RESEARCHERS from Massachusetts General Hospital, Boston, USA, have developed a novel way of predicting which patients with melanoma are more likely to experience a recurrence with artificial intelligence. This method will enable clinicians to know which patients are more likely to benefit from aggressive treatment.
Melanoma is the deadliest form of skin cancer, and death from this cancer typically occurs in patients who were diagnosed with early-stage melanoma initially, and who later had a recurrence that went undetected until it had metastasised or spread. While cancerous cells are removed during surgery for most patients with melanoma, those with more advanced cancer can also receive immune checkpoint inhibitors that strengthen the immune response against the tumour cells. However, this treatment does have significant side effects such as immunologic adverse events that are potentially fatal, and a high rate of morbidity.
Senior author Yevgeniy R. Semenov, Department of Dermatology, Massachusetts General Hospital, believes that predictive tools are needed to be developed to help select high-risk patients with melanoma who would benefit from immune checkpoint inhibitors despite the risks. Semenov stated: “Reliable prediction of melanoma recurrence can enable more precise treatment selection for immunotherapy, reduce progression to metastatic disease, and improve melanoma survival while minimising exposure to treatment toxicities.”
Using data from the electronic health records of patients, the researchers tested the effectiveness of algorithms based on machine learning to predict melanoma recurrence. The algorithms were developed and validated with the patient sets from the Mass General Brigham healthcare system, Boston, Massachusetts, USA, where data was collected from 1,720 patients with early-stage melanoma, and the Dana-Farber Cancer Institute, Boston, Massachusetts, USA, where data from 548 patients was collected.
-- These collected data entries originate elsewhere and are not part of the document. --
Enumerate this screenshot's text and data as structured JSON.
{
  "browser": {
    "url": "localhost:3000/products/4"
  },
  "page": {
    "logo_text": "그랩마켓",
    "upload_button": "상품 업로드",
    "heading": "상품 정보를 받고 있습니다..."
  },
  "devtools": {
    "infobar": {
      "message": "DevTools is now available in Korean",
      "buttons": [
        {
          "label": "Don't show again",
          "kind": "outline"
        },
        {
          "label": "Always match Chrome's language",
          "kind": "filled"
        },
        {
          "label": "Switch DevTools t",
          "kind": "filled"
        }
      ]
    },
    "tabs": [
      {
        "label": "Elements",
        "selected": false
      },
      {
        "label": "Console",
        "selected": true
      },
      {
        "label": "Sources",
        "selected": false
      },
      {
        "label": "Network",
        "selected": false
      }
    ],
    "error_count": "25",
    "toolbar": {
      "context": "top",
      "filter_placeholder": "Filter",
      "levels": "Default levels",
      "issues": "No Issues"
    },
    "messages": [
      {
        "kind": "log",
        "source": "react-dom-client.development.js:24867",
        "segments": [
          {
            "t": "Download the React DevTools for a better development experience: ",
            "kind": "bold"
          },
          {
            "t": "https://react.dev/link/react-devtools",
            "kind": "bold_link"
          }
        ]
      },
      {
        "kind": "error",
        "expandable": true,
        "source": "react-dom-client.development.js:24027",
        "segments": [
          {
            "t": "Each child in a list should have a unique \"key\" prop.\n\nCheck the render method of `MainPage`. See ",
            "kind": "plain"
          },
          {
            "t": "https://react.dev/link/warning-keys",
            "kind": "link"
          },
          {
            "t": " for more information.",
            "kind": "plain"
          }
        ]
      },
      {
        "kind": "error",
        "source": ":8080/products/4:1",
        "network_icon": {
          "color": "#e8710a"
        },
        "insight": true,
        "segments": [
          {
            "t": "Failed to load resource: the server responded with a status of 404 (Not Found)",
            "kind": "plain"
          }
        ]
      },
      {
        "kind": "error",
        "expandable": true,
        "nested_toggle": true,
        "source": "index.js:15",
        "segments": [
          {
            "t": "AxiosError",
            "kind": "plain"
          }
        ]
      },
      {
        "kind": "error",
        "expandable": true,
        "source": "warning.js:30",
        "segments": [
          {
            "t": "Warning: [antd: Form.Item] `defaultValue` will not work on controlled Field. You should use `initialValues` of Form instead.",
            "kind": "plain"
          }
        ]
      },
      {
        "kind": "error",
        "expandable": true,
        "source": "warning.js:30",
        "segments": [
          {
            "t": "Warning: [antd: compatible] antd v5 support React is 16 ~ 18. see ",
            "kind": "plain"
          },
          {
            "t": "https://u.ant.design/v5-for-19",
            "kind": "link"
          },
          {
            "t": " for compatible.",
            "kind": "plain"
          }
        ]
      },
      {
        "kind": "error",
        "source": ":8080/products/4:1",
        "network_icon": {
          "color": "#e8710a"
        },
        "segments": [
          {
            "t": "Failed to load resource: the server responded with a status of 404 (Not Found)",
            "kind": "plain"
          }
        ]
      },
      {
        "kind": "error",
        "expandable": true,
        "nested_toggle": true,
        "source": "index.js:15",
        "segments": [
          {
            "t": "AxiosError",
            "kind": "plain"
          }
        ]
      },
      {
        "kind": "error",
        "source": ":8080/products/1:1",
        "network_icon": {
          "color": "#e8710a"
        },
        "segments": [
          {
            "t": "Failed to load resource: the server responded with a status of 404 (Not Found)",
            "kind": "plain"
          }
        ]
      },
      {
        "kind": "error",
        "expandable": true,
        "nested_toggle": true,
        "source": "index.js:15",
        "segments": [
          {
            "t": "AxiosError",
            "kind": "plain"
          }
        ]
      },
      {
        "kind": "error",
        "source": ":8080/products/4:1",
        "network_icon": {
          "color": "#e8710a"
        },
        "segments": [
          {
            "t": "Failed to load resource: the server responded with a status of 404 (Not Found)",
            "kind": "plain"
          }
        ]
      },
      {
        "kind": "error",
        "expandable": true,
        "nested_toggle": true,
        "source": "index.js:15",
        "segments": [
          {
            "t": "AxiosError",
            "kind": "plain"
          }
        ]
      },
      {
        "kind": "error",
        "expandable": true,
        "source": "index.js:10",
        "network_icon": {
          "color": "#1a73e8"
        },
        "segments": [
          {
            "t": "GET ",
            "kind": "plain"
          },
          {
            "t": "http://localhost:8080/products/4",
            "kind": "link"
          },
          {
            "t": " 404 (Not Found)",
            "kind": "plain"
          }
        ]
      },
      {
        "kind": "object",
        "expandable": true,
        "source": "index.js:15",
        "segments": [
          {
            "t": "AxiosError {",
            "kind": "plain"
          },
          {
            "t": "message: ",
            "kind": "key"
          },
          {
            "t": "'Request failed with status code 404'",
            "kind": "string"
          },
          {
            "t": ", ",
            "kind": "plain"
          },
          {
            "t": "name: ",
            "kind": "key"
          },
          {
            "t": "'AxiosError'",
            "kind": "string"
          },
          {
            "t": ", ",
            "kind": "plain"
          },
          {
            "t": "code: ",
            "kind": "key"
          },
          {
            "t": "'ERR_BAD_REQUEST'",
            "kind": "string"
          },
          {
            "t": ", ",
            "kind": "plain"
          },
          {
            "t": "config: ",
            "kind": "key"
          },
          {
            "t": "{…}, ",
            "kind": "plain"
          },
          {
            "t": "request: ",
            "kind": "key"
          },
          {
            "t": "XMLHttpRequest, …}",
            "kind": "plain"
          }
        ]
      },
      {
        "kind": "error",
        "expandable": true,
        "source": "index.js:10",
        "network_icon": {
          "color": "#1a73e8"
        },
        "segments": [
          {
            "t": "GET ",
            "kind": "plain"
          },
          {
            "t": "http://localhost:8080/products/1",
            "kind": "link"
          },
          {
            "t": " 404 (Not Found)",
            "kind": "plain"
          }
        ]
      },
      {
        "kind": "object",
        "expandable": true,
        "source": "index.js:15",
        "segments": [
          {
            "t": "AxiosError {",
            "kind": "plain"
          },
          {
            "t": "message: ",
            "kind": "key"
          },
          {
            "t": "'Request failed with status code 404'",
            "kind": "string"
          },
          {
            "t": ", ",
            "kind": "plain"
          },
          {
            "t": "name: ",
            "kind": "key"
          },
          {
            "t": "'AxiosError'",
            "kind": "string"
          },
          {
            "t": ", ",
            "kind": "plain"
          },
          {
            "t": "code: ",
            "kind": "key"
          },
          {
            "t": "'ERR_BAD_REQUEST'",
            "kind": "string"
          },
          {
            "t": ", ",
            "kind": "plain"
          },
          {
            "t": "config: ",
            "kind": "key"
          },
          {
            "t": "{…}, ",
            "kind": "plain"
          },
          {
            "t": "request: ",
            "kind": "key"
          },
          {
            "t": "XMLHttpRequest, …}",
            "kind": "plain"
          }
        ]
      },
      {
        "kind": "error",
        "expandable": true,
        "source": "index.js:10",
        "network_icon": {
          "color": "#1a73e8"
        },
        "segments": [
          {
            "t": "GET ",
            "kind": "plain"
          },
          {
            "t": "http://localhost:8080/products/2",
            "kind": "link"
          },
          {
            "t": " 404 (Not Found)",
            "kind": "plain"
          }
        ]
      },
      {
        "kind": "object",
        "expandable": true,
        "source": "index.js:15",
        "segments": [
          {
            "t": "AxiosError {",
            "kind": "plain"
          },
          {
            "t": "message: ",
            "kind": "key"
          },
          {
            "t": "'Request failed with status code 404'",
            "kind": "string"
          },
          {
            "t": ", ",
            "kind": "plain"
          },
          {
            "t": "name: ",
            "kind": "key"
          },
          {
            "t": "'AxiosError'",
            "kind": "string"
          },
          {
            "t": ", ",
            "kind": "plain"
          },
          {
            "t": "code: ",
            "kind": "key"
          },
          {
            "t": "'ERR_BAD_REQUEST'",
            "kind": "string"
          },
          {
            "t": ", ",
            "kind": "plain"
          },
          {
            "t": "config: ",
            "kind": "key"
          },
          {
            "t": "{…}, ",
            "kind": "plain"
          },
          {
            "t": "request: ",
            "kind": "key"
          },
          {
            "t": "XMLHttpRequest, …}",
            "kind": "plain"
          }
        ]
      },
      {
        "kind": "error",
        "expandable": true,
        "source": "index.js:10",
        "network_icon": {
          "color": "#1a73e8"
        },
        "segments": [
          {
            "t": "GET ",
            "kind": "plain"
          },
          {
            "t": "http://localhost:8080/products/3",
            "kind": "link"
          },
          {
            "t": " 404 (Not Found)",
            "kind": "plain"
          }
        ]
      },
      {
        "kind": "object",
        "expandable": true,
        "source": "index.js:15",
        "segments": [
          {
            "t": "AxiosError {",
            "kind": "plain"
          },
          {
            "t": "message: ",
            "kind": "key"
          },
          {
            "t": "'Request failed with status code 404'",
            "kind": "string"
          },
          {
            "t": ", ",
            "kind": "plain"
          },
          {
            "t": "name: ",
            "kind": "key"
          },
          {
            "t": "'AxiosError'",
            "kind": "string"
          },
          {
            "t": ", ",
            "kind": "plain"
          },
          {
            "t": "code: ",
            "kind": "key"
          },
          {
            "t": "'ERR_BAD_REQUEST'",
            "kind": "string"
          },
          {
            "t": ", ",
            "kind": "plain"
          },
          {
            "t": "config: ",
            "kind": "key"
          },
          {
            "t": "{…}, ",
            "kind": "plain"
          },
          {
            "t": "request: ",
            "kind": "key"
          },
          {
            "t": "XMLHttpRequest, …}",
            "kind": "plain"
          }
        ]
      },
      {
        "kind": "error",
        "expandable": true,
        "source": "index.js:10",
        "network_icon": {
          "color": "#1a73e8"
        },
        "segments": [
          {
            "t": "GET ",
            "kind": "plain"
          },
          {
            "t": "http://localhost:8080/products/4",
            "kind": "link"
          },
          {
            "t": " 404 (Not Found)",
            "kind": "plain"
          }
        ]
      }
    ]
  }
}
After analysing these data, the researchers found 36 clinical and pathological features to help predict patients’ risk of recurrence. However, the thickness of the tumour and rate of cancer cell division were found to be the most predictive features.
Semenov stated: “Our comprehensive risk prediction platform using novel machine learning approaches to determine the risk of early-stage melanoma recurrence reached high levels of classification and time to event prediction accuracy. Our results suggest that machine learning algorithms can extract predictive signals from clinicopathologic features for early-stage melanoma recurrence prediction, which will enable the identification of patients who may benefit from adjuvant immunotherapy.”